Russia continues to supply weapons and armored vehicles in the occupied areas of the Donetsk and Lugansk regions. True, exact figures in Ukraine are difficult to cite. For example, according to the Main Intelligence Directorate of the Ukrainian Ministry of Defense, 35 500 people are fighting against Ukraine in the Donbas, including Russians, with 475 tanks, 948 armored combat vehicles, 762 artillery pieces and 208 rocket launcher systems. At the same time, the head of the General Staff of the Armed Forces of Ukraine Muzhenko cites other data– 32,000 people and 700 tanks. This diversity is clear: no one will let Ukrainian observers into the occupied territories, so that they can count the number of troops and armored vehicles there. Therefore, the data are most often estimated, taking into account sketchy information about the observed echelons with equipment, about storage sites discovered by the OSCE monitoring mission, and so on.

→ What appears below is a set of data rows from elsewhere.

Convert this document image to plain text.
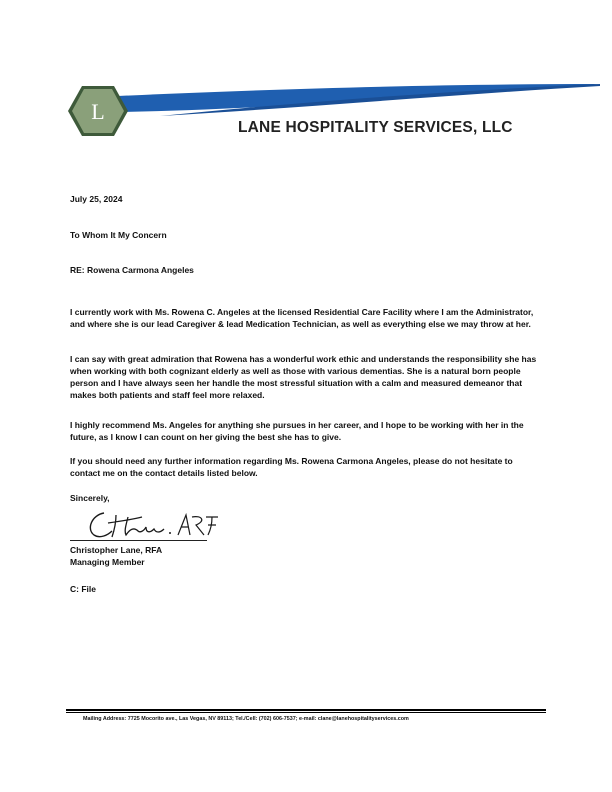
L
LANE HOSPITALITY SERVICES, LLC
July 25, 2024
To Whom It My Concern
RE: Rowena Carmona Angeles
I currently work with Ms. Rowena C. Angeles at the licensed Residential Care Facility where I am the Administrator, and where she is our lead Caregiver & lead Medication Technician, as well as everything else we may throw at her.
I can say with great admiration that Rowena has a wonderful work ethic and understands the responsibility she has when working with both cognizant elderly as well as those with various dementias. She is a natural born people person and I have always seen her handle the most stressful situation with a calm and measured demeanor that makes both patients and staff feel more relaxed.
I highly recommend Ms. Angeles for anything she pursues in her career, and I hope to be working with her in the future, as I know I can count on her giving the best she has to give.
If you should need any further information regarding Ms. Rowena Carmona Angeles, please do not hesitate to contact me on the contact details listed below.
Sincerely,
Christopher Lane, RFA
Managing Member
C: File
Mailing Address: 7725 Mocorito ave., Las Vegas, NV 89113; Tel./Cell: (702) 606-7537; e-mail: clane@lanehospitalityservices.com
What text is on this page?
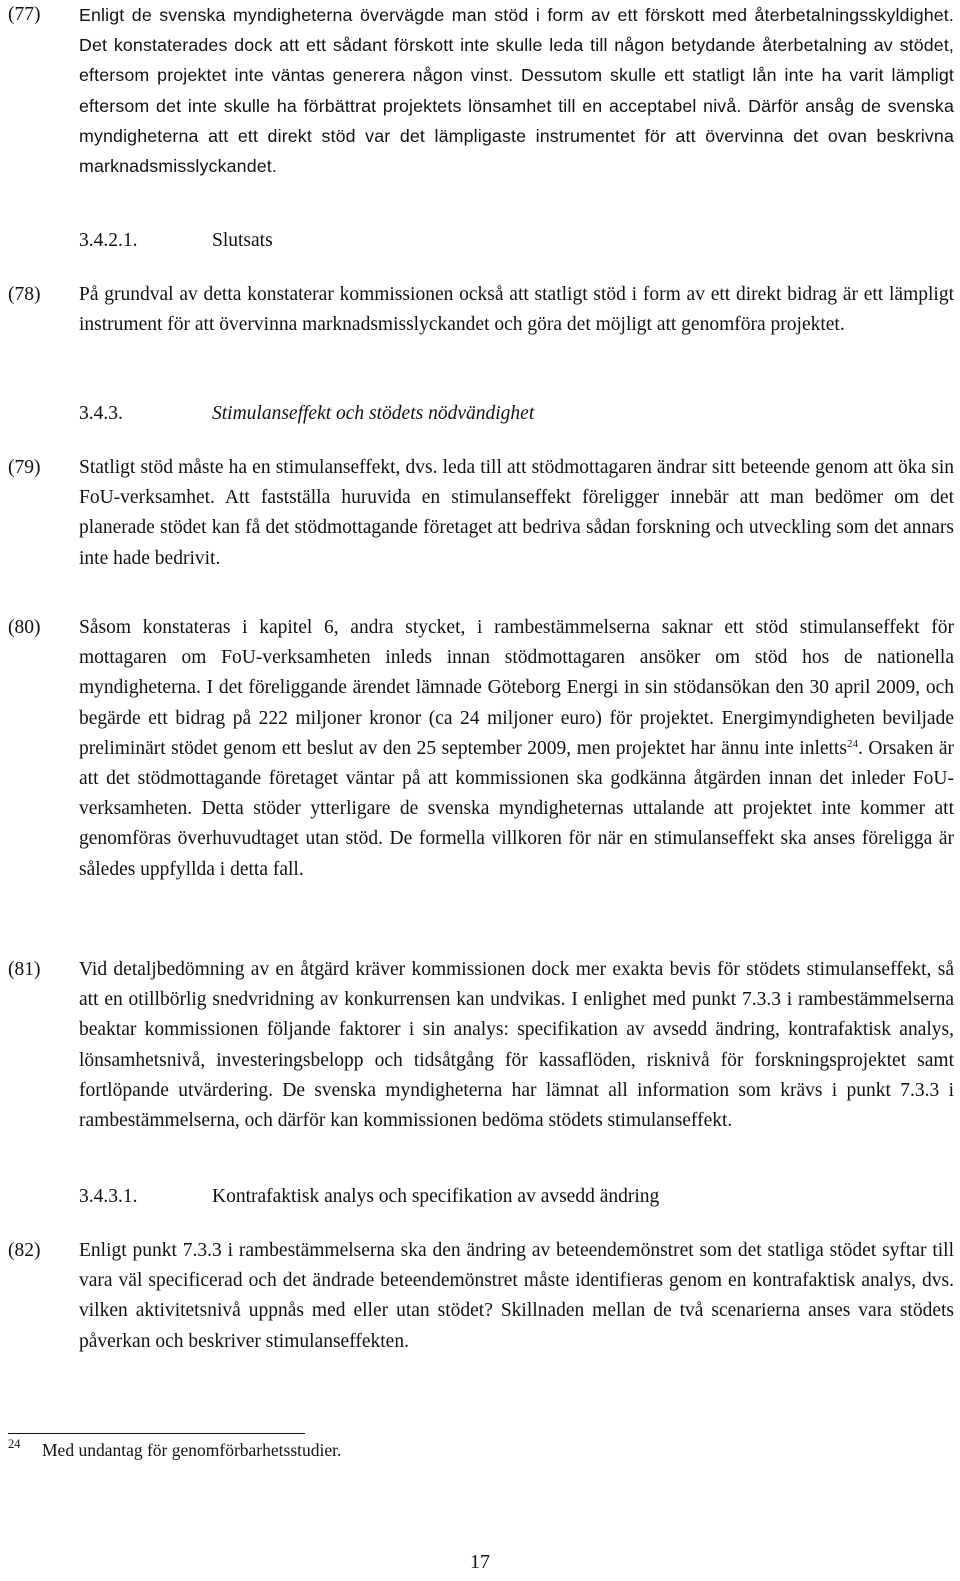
(77)	Enligt de svenska myndigheterna övervägde man stöd i form av ett förskott med återbetalningsskyldighet. Det konstaterades dock att ett sådant förskott inte skulle leda till någon betydande återbetalning av stödet, eftersom projektet inte väntas generera någon vinst. Dessutom skulle ett statligt lån inte ha varit lämpligt eftersom det inte skulle ha förbättrat projektets lönsamhet till en acceptabel nivå. Därför ansåg de svenska myndigheterna att ett direkt stöd var det lämpligaste instrumentet för att övervinna det ovan beskrivna marknadsmisslyckandet.
3.4.2.1.	Slutsats
(78)	På grundval av detta konstaterar kommissionen också att statligt stöd i form av ett direkt bidrag är ett lämpligt instrument för att övervinna marknadsmisslyckandet och göra det möjligt att genomföra projektet.
3.4.3.	Stimulanseffekt och stödets nödvändighet
(79)	Statligt stöd måste ha en stimulanseffekt, dvs. leda till att stödmottagaren ändrar sitt beteende genom att öka sin FoU-verksamhet. Att fastställa huruvida en stimulanseffekt föreligger innebär att man bedömer om det planerade stödet kan få det stödmottagande företaget att bedriva sådan forskning och utveckling som det annars inte hade bedrivit.
(80)	Såsom konstateras i kapitel 6, andra stycket, i rambestämmelserna saknar ett stöd stimulanseffekt för mottagaren om FoU-verksamheten inleds innan stödmottagaren ansöker om stöd hos de nationella myndigheterna. I det föreliggande ärendet lämnade Göteborg Energi in sin stödansökan den 30 april 2009, och begärde ett bidrag på 222 miljoner kronor (ca 24 miljoner euro) för projektet. Energimyndigheten beviljade preliminärt stödet genom ett beslut av den 25 september 2009, men projektet har ännu inte inletts$^{24}$. Orsaken är att det stödmottagande företaget väntar på att kommissionen ska godkänna åtgärden innan det inleder FoU-verksamheten. Detta stöder ytterligare de svenska myndigheternas uttalande att projektet inte kommer att genomföras överhuvudtaget utan stöd. De formella villkoren för när en stimulanseffekt ska anses föreligga är således uppfyllda i detta fall.
(81)	Vid detaljbedömning av en åtgärd kräver kommissionen dock mer exakta bevis för stödets stimulanseffekt, så att en otillbörlig snedvridning av konkurrensen kan undvikas. I enlighet med punkt 7.3.3 i rambestämmelserna beaktar kommissionen följande faktorer i sin analys: specifikation av avsedd ändring, kontrafaktisk analys, lönsamhetsnivå, investeringsbelopp och tidsåtgång för kassaflöden, risknivå för forskningsprojektet samt fortlöpande utvärdering. De svenska myndigheterna har lämnat all information som krävs i punkt 7.3.3 i rambestämmelserna, och därför kan kommissionen bedöma stödets stimulanseffekt.
3.4.3.1.	Kontrafaktisk analys och specifikation av avsedd ändring
(82)	Enligt punkt 7.3.3 i rambestämmelserna ska den ändring av beteendemönstret som det statliga stödet syftar till vara väl specificerad och det ändrade beteendemönstret måste identifieras genom en kontrafaktisk analys, dvs. vilken aktivitetsnivå uppnås med eller utan stödet? Skillnaden mellan de två scenarierna anses vara stödets påverkan och beskriver stimulanseffekten.
24 Med undantag för genomförbarhetsstudier.
17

The only area where confrontation with Russia has seriously increased is the Sea of Azov. Russian border guards stop and delay ships going to or from Ukrainian ports. And often the Russians act in close proximity to the ports of Mariupol and Berdyansk. Ukraine has concentrated on the coast some forces to repel a possible attack from the sea, but it can not protect its vessels, especially since Russia operates within the framework of a bilateral treaty on the status of the Azov Sea. Ukraine could also stop Russian vessels under this treaty, but it has absolutely no means of doing so- the Ukrainian coast guard is seriously inferior to the contingent of the Border Service and the Black Sea Fleet of the Russian Federation in the Azov Sea, and the Ukrainian Navy in the Sea of Azov is absent altogether.
Is it worth waiting for the resolution of the Donbas problem in the near future? Probably not. It is more profitable for both parties to stall for time, using the Minsk agreements as an excuse to decide nothing. Both sides are trying to make the war as expensive and unprofitable for the enemy, and with minimal losses for themselves. What is peculiar is that both sides have been somewhat successful in this effort.